Марина Цветаева, словно присутствовавшая при их разговоре, как бы вступила в него, написав, что знаменитое двустишие Некрасова, в котором тот горько сказал о собственной двойственности, можно было бы разделить так. «Мне борьба мешала быть поэтом…» — это Пастернак. «…Песни мне мешали быть бойцом» — Маяковский. Да и сам Пастернак еще в 1922-м, делая стихотворную надпись на подаренной Маяковскому книге Сестра моя — жизнь, выразил свое недоумение: «Вы заняты вашим балансом, / Трагедией ВСНХ, / Вы, певший Летучим голландцем / Над краем любого стиха. / …И вы с прописями о нефти? / Теряясь и оторопев, / Я думаю о терапевте, / Который вернул бы вам гнев. / Я знаю, ваш путь неподделен, / Но как вас могло занести / Под своды таких богаделен / На искреннем вашем пути?».

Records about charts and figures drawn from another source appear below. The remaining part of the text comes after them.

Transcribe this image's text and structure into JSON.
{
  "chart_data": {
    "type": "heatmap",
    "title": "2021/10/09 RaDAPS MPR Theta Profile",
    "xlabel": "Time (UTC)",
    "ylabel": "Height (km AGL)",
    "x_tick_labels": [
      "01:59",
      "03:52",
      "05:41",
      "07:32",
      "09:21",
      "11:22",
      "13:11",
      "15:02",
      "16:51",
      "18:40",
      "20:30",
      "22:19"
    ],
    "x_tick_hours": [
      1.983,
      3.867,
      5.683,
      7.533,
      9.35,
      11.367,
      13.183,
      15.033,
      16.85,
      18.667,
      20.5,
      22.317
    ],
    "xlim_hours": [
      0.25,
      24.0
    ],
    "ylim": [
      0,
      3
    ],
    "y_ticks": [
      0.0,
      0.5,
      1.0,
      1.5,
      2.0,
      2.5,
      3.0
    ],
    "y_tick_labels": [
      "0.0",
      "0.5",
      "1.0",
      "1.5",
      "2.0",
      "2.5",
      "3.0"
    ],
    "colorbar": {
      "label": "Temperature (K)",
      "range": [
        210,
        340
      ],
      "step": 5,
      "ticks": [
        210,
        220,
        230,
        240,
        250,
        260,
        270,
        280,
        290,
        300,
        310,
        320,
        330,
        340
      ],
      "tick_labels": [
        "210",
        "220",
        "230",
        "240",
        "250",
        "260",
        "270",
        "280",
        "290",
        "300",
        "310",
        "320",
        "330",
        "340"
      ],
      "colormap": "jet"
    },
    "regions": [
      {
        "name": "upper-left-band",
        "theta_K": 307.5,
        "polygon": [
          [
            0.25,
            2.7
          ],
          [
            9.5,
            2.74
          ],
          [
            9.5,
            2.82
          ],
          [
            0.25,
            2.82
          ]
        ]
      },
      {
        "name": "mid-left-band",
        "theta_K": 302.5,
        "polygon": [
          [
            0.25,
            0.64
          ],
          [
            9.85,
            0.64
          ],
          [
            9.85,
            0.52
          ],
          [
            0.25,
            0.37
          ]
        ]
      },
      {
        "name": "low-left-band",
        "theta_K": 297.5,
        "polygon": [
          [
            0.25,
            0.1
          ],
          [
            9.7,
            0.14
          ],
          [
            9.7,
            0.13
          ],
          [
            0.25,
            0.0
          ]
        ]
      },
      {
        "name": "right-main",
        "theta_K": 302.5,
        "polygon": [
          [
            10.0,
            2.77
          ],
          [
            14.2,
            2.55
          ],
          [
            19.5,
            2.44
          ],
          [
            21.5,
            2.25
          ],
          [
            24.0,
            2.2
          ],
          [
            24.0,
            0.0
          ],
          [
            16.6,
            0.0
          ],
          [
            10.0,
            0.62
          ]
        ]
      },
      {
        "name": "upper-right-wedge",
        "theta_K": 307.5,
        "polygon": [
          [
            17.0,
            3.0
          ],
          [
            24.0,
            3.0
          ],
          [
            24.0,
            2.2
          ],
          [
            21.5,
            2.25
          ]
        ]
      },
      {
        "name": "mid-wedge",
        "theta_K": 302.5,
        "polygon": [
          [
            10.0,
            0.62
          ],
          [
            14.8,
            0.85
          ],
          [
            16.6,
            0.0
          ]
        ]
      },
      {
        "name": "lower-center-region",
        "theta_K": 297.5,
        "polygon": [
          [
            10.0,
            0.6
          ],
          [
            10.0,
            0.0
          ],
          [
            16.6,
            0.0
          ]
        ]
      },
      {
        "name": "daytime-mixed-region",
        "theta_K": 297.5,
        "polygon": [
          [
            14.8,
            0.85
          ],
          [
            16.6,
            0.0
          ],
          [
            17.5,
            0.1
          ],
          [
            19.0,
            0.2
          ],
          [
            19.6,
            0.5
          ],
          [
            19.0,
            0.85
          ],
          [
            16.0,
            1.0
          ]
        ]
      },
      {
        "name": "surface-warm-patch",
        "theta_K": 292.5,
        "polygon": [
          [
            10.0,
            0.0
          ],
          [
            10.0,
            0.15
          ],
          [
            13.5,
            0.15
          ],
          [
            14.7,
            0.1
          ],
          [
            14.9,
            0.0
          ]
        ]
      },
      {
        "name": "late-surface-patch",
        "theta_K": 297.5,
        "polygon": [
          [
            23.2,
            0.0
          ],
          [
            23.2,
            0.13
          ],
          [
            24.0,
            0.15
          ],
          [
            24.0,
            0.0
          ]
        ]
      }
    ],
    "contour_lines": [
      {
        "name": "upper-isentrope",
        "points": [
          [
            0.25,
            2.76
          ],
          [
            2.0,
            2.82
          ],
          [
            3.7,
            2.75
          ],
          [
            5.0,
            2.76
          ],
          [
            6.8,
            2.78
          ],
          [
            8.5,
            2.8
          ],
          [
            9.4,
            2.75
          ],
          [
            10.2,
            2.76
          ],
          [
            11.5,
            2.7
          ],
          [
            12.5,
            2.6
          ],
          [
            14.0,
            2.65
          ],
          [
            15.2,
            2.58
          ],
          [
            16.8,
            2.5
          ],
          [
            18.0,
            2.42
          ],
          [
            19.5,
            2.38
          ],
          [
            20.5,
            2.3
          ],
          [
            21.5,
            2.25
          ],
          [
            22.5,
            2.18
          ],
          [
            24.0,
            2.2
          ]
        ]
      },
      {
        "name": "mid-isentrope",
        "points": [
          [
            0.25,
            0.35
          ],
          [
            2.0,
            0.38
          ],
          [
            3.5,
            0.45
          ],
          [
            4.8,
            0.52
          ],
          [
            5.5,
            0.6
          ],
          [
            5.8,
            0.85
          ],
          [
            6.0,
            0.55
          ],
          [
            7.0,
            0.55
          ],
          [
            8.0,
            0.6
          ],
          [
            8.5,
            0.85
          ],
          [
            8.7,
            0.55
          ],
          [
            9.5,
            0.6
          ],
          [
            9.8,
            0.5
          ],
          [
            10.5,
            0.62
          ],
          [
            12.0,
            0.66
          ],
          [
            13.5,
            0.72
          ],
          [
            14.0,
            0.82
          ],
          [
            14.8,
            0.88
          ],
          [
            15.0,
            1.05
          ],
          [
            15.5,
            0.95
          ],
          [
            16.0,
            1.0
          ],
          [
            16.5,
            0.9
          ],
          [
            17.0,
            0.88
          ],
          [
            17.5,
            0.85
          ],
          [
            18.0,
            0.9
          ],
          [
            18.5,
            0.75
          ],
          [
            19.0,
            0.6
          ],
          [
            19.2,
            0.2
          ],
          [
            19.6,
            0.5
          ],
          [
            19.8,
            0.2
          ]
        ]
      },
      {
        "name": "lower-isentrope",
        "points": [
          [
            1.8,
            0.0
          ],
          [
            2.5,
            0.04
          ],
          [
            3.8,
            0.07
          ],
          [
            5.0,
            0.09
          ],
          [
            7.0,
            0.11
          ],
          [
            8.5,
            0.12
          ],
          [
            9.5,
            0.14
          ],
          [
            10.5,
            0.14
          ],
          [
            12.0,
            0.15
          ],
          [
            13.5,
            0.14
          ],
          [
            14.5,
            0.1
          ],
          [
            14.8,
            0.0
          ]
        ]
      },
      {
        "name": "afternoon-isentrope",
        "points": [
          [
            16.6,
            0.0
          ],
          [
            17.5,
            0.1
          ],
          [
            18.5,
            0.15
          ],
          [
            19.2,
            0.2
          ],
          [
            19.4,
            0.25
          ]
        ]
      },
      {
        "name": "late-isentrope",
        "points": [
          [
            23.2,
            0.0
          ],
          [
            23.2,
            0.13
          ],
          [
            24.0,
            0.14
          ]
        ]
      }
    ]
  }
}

Но как тогда быть с пастернаковской влюбленностью в Сталина, что будет похлеще известного наказа, сделанного его другом-оппонентом: «…О работе стихов, / от Политбюро, / чтобы делал / доклады Сталин»? Как быть со стихотворением 1936 года, где Пастернак, в ином случае признававшийся: «Всю жизнь я быть хотел, как все…» (дескать, хочу, да никак не получается — напротив, сам мир «хочет быть, как я»), вдруг в самом деле обрел причастность ко «всем», к массе, объединенной любовью к Сталину? Любовью трепетной, обожествляющей тирана, что как будто не совсем пристало заложнику вечности: «А в те же дни на расстояньи / За древней каменной стеной / Живет не человек — деянье: / Поступок ростом в шар земной».

Тут не страх, эта крайняя степень пребывания «у времени в плену»; не то, что породило стихи Ахматовой о Сталине, написанные в надежде облегчить участь сына-лагерника и до того беспомощные, что становится очевидно: не только душа отказалась участвовать в этом акте сдачи на милость, но и ахматовская рука будто подменена рукой полуграмотного соцреалиста. «И благодарного народа / Он слышит голос: „Мы пришли / Сказать: где Сталин, там свобода, / Мир и величие Земли“».

«А в комнате опального поэта / Дежурят страх и Муза в свой черед», — напишет Ахматова о ссыльном Мандельштаме, сказав и про себя самое: страх и Муза несовместимы. Когда душою властвует страх — в данном случае за сына, — Муза уходит.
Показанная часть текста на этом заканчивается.